According to a report by Gizmodo, hackers are using a sophisticated campaign to target users’ devices. The report quotes a research published by eSentire, a cybersecurity solutions provider.
eSentire has warned users that a hacking group is targeting “business professionals on LinkedIn with fake job offers in an effort to infect them with a sophisticated backdoor Trojan.”
What is a backdoor trojan? It’s a form of malware that gives hackers remote access and control over the victim’s computer and allows them to send, receive, launch and even delete files.
The hackers, as per the report, are connected to a group called Golden Chickens.
How are hackers targeting LinkedIn users?
The hackers send a DM or direct message to a user with some kind of job offer. The offer is fake but comes attached with Zip file or has an attachment with the extension .zip. The .zip file has a hidden malware that helps hackers target and control the victim’s device. eSentire explains how the whole process works, “If the LinkedIn member’s job is listed as
Senior Account Executive—International Freight
the malicious zip file would be titled
Senior Account Executive—International Freight position (note the “position” added to the end).”
Upon opening the fake job offer, the victim unwittingly initiates the stealthy installation of the fileless backdoor, more_eggs,” the report adds.

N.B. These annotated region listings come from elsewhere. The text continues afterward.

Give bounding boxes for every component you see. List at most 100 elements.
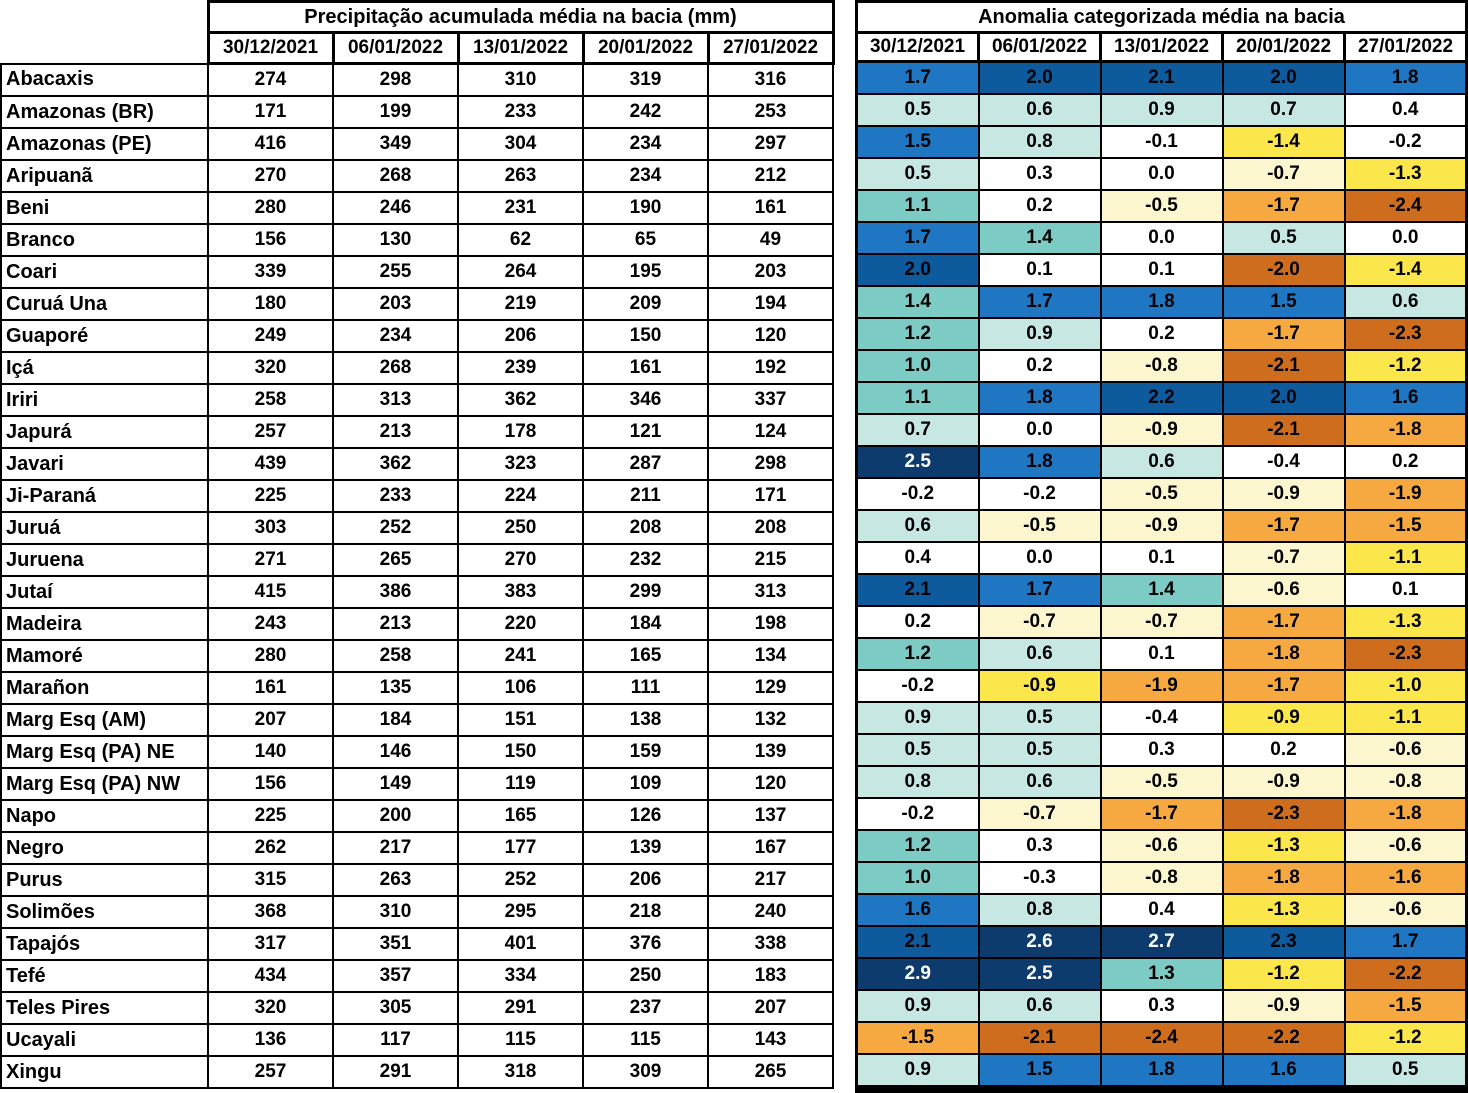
precip-value-cell: 161 <box>207 671 334 705</box>
basin-label: Marg Esq (PA) NW <box>0 767 209 801</box>
precip-value-cell: 137 <box>707 799 834 833</box>
basin-label: Negro <box>0 831 209 865</box>
anomaly-value-cell: -2.1 <box>977 1021 1102 1055</box>
precip-value-cell: 171 <box>707 479 834 513</box>
anomaly-row: 1.2 0.3 -0.6 -1.3 -0.6 <box>855 829 1468 863</box>
anomaly-value-cell: -1.4 <box>1343 253 1468 287</box>
precip-value-cell: 180 <box>207 287 334 321</box>
anomaly-row: 0.2 -0.7 -0.7 -1.7 -1.3 <box>855 605 1468 639</box>
anomaly-row: 0.9 1.5 1.8 1.6 0.5 <box>855 1053 1468 1090</box>
anomaly-value-cell: -0.9 <box>1221 477 1346 511</box>
date-header: 20/01/2022 <box>1221 31 1346 63</box>
precip-value-cell: 215 <box>707 543 834 577</box>
anomaly-row: 1.2 0.6 0.1 -1.8 -2.3 <box>855 637 1468 671</box>
anomaly-row: -1.5 -2.1 -2.4 -2.2 -1.2 <box>855 1021 1468 1055</box>
precip-value-cell: 323 <box>457 447 584 481</box>
precip-row: Branco 156 130 62 65 49 <box>0 223 834 257</box>
precip-value-cell: 319 <box>582 62 709 97</box>
date-header: 30/12/2021 <box>855 31 980 63</box>
precip-value-cell: 143 <box>707 1023 834 1057</box>
precip-value-cell: 208 <box>707 511 834 545</box>
precip-row: Amazonas (BR) 171 199 233 242 253 <box>0 95 834 129</box>
anomaly-value-cell: -1.4 <box>1221 125 1346 159</box>
precip-value-cell: 139 <box>582 831 709 865</box>
anomaly-value-cell: 1.2 <box>855 317 980 351</box>
anomaly-value-cell: 2.5 <box>977 957 1102 991</box>
precip-value-cell: 129 <box>707 671 834 705</box>
anomaly-value-cell: 2.7 <box>1099 925 1224 959</box>
basin-label: Tefé <box>0 959 209 993</box>
anomaly-value-cell: 1.4 <box>1099 573 1224 607</box>
date-header: 06/01/2022 <box>331 31 460 65</box>
precip-value-cell: 140 <box>207 735 334 769</box>
corner-spacer <box>1 1 208 33</box>
basin-label: Iriri <box>0 383 209 417</box>
precip-row: Javari 439 362 323 287 298 <box>0 447 834 481</box>
anomaly-value-cell: 1.6 <box>1343 381 1468 415</box>
anomaly-value-cell: 0.8 <box>855 765 980 799</box>
basin-label: Ucayali <box>0 1023 209 1057</box>
basin-label: Amazonas (BR) <box>0 95 209 129</box>
basin-label: Madeira <box>0 607 209 641</box>
anomaly-value-cell: 0.9 <box>855 701 980 735</box>
precip-row: Tefé 434 357 334 250 183 <box>0 959 834 993</box>
anomaly-value-cell: -1.5 <box>1343 989 1468 1023</box>
anomaly-value-cell: 1.2 <box>855 637 980 671</box>
precip-value-cell: 117 <box>332 1023 459 1057</box>
basin-label: Amazonas (PE) <box>0 127 209 161</box>
precip-value-cell: 146 <box>332 735 459 769</box>
anomaly-value-cell: 0.6 <box>977 637 1102 671</box>
basin-label: Coari <box>0 255 209 289</box>
precip-value-cell: 203 <box>707 255 834 289</box>
anomaly-value-cell: -0.7 <box>977 605 1102 639</box>
date-header: 13/01/2022 <box>456 31 585 65</box>
anomaly-row: 1.7 1.4 0.0 0.5 0.0 <box>855 221 1468 255</box>
anomaly-value-cell: 0.2 <box>1221 733 1346 767</box>
anomaly-value-cell: -1.2 <box>1343 1021 1468 1055</box>
basin-label: Ji-Paraná <box>0 479 209 513</box>
precip-value-cell: 253 <box>707 95 834 129</box>
precip-value-cell: 150 <box>457 735 584 769</box>
precip-value-cell: 263 <box>332 863 459 897</box>
precip-value-cell: 346 <box>582 383 709 417</box>
anomaly-value-cell: -0.9 <box>977 669 1102 703</box>
anomaly-value-cell: -0.9 <box>1221 701 1346 735</box>
anomaly-value-cell: 1.7 <box>977 573 1102 607</box>
anomaly-value-cell: 0.2 <box>855 605 980 639</box>
anomaly-value-cell: -0.6 <box>1343 893 1468 927</box>
precip-value-cell: 309 <box>582 1055 709 1089</box>
precip-value-cell: 209 <box>582 287 709 321</box>
precip-value-cell: 368 <box>207 895 334 929</box>
anomaly-row: 1.4 1.7 1.8 1.5 0.6 <box>855 285 1468 319</box>
basin-label: Branco <box>0 223 209 257</box>
anomaly-value-cell: 1.1 <box>855 189 980 223</box>
anomaly-value-cell: -0.9 <box>1221 765 1346 799</box>
anomaly-value-cell: -0.6 <box>1343 733 1468 767</box>
basin-label: Içá <box>0 351 209 385</box>
anomaly-value-cell: -0.4 <box>1099 701 1224 735</box>
precip-value-cell: 241 <box>457 639 584 673</box>
anomaly-value-cell: 0.6 <box>855 509 980 543</box>
anomaly-value-cell: -2.2 <box>1221 1021 1346 1055</box>
anomaly-value-cell: 0.5 <box>977 701 1102 735</box>
anomaly-value-cell: -0.5 <box>1099 765 1224 799</box>
precip-row: Mamoré 280 258 241 165 134 <box>0 639 834 673</box>
anomaly-row: -0.2 -0.7 -1.7 -2.3 -1.8 <box>855 797 1468 831</box>
anomaly-value-cell: -1.8 <box>1343 797 1468 831</box>
anomaly-value-cell: 2.5 <box>855 445 980 479</box>
precip-value-cell: 320 <box>207 991 334 1025</box>
anomaly-value-cell: -1.8 <box>1221 861 1346 895</box>
anomaly-value-cell: 1.8 <box>1099 285 1224 319</box>
precip-value-cell: 318 <box>457 1055 584 1089</box>
precip-value-cell: 252 <box>332 511 459 545</box>
anomaly-value-cell: -1.1 <box>1343 541 1468 575</box>
precip-value-cell: 416 <box>207 127 334 161</box>
anomaly-value-cell: 1.6 <box>855 893 980 927</box>
precip-value-cell: 237 <box>582 991 709 1025</box>
anomaly-value-cell: -2.3 <box>1221 797 1346 831</box>
precip-value-cell: 265 <box>332 543 459 577</box>
precip-value-cell: 165 <box>582 639 709 673</box>
basin-label: Purus <box>0 863 209 897</box>
precip-value-cell: 242 <box>582 95 709 129</box>
precip-value-cell: 130 <box>332 223 459 257</box>
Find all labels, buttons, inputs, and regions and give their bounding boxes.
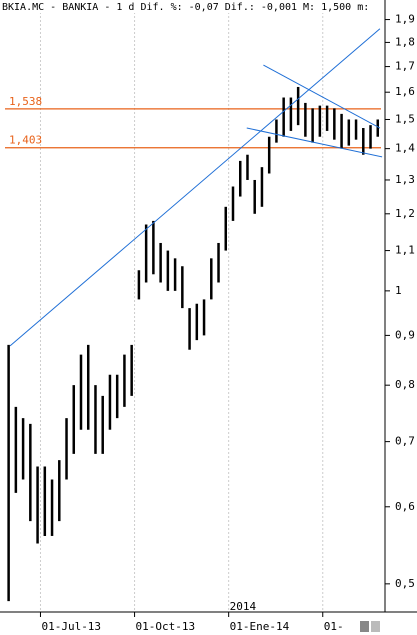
y-tick-label: 0,7 bbox=[395, 435, 415, 448]
x-tick-label: 01-Ene-14 bbox=[230, 620, 290, 633]
x-tick-label: 01-Jul-13 bbox=[41, 620, 101, 633]
x-tick-label: 01-Oct-13 bbox=[136, 620, 196, 633]
y-tick-label: 0,8 bbox=[395, 378, 415, 391]
y-tick-label: 1,2 bbox=[395, 207, 415, 220]
icon bbox=[371, 621, 380, 632]
y-tick-label: 1,1 bbox=[395, 244, 415, 257]
title-box bbox=[0, 0, 375, 13]
year-label: 2014 bbox=[230, 600, 257, 613]
trend-line bbox=[263, 64, 381, 129]
trend-line bbox=[9, 28, 381, 347]
level-label: 1,538 bbox=[9, 95, 42, 108]
y-tick-label: 1,8 bbox=[395, 35, 415, 48]
y-tick-label: 0,9 bbox=[395, 328, 415, 341]
y-tick-label: 1,6 bbox=[395, 85, 415, 98]
level-label: 1,403 bbox=[9, 134, 42, 147]
y-tick-label: 1,7 bbox=[395, 60, 415, 73]
y-tick-label: 0,6 bbox=[395, 500, 415, 513]
y-tick-label: 1,4 bbox=[395, 142, 415, 155]
chart-title: BKIA.MC - BANKIA - 1 d Dif. %: -0,07 Dif… bbox=[2, 2, 369, 13]
y-tick-label: 1,3 bbox=[395, 173, 415, 186]
y-tick-label: 1,5 bbox=[395, 112, 415, 125]
icon bbox=[360, 621, 369, 632]
x-tick-label: 01- bbox=[324, 620, 344, 633]
y-tick-label: 1 bbox=[395, 284, 402, 297]
trend-line bbox=[246, 127, 383, 158]
y-tick-label: 1,9 bbox=[395, 13, 415, 26]
y-tick-label: 0,5 bbox=[395, 577, 415, 590]
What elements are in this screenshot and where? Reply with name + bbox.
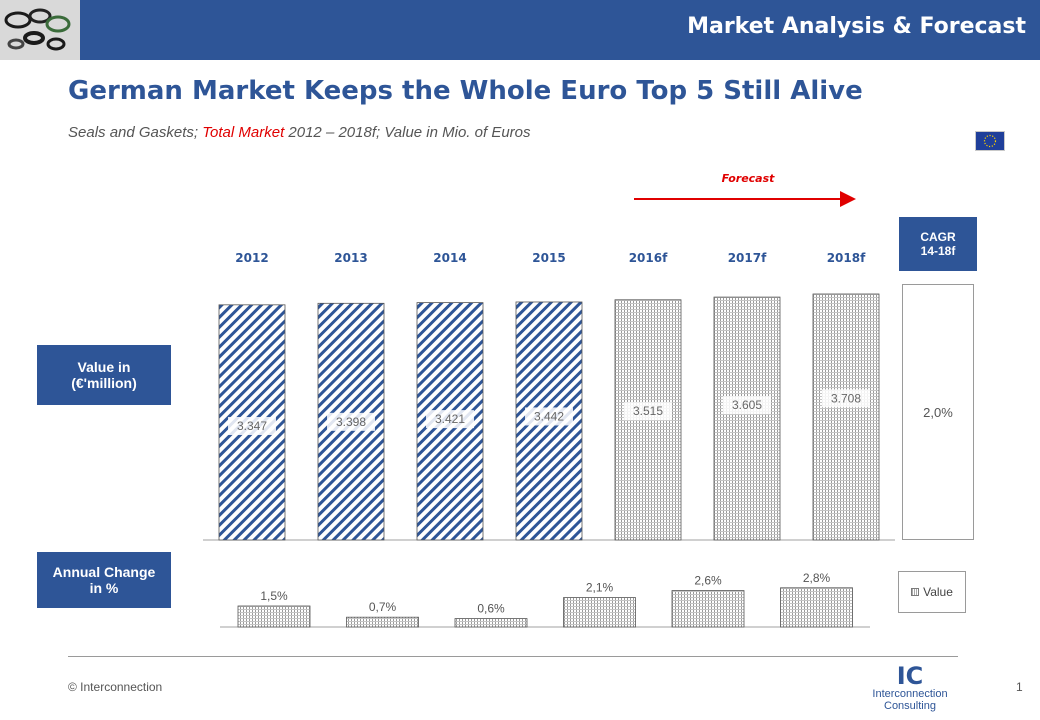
value-bar	[812, 293, 880, 541]
value-label-box: Value in (€'million)	[37, 345, 171, 405]
year-label: 2012	[235, 251, 268, 265]
change-data-label: 2,8%	[803, 571, 831, 585]
year-label: 2013	[334, 251, 367, 265]
value-data-label: 3.347	[237, 419, 267, 433]
value-bar	[713, 296, 781, 541]
subtitle-highlight: Total Market	[202, 124, 285, 141]
value-label-bg	[723, 396, 771, 415]
value-label-bg	[822, 389, 870, 408]
value-label-bg	[228, 417, 276, 435]
header-bar	[0, 0, 1040, 60]
change-data-label: 0,6%	[477, 602, 505, 616]
value-data-label: 3.421	[435, 412, 465, 426]
interconnection-logo: IC Interconnection Consulting	[860, 662, 960, 712]
annual-change-label-text: Annual Change in %	[52, 564, 156, 596]
change-data-label: 2,6%	[694, 574, 722, 588]
year-label: 2016f	[629, 251, 668, 265]
legend: Value	[898, 571, 966, 613]
subtitle-suffix: 2012 – 2018f; Value in Mio. of Euros	[284, 124, 531, 141]
value-data-label: 3.398	[336, 415, 366, 429]
logo-line-2: Consulting	[884, 700, 936, 712]
change-bar	[237, 605, 311, 628]
subtitle: Seals and Gaskets; Total Market 2012 – 2…	[68, 124, 531, 141]
cagr-panel	[902, 284, 974, 540]
value-label-text: Value in (€'million)	[71, 359, 137, 391]
annual-change-label-box: Annual Change in %	[37, 552, 171, 608]
footer-divider	[68, 656, 958, 657]
subtitle-prefix: Seals and Gaskets;	[68, 124, 203, 141]
change-bar	[454, 618, 528, 628]
change-bar	[671, 590, 745, 628]
value-label-bg	[525, 407, 573, 426]
legend-label: Value	[923, 585, 953, 599]
value-label-bg	[327, 412, 375, 431]
footer-copyright: © Interconnection	[68, 680, 163, 694]
change-bar	[346, 616, 419, 628]
logo-mark: IC	[896, 662, 924, 690]
seal-rings-icon	[0, 0, 80, 60]
change-data-label: 1,5%	[260, 589, 288, 603]
value-label-bg	[624, 402, 672, 421]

The more_eggs malware, as per Rob McLeod, senior director, eSentire, is particularly worrisome as it has three elements which make it a “formidable threat to businesses and business professionals.” It’s dangerous as the malware is hard to pick up by anti-virus tools and other security solutions. “Since the COVID pandemic, unemployment rates have risen dramatically. It is a perfect time to take advantage of job seekers who are desperate to find employment. Thus, a customized job lure is even more enticing during these troubled times,” explained McLeod.
As per Gizmodo, LinkedIn made a statement to them about the issue. “Millions of people use LinkedIn to search and apply for jobs every day — and when job searching, safety means knowing the recruiter you’re chatting with is who they say they are, that the job you’re excited about is real and authentic, and how to spot fraud. We don’t allow fraudulent activity anywhere on LinkedIn. We use automated and manual defenses to detect and address fake accounts or fraudulent payments. Any accounts or job posts that violate our policies are blocked from the site,” said LinkedIn in a statement to Gizmodo.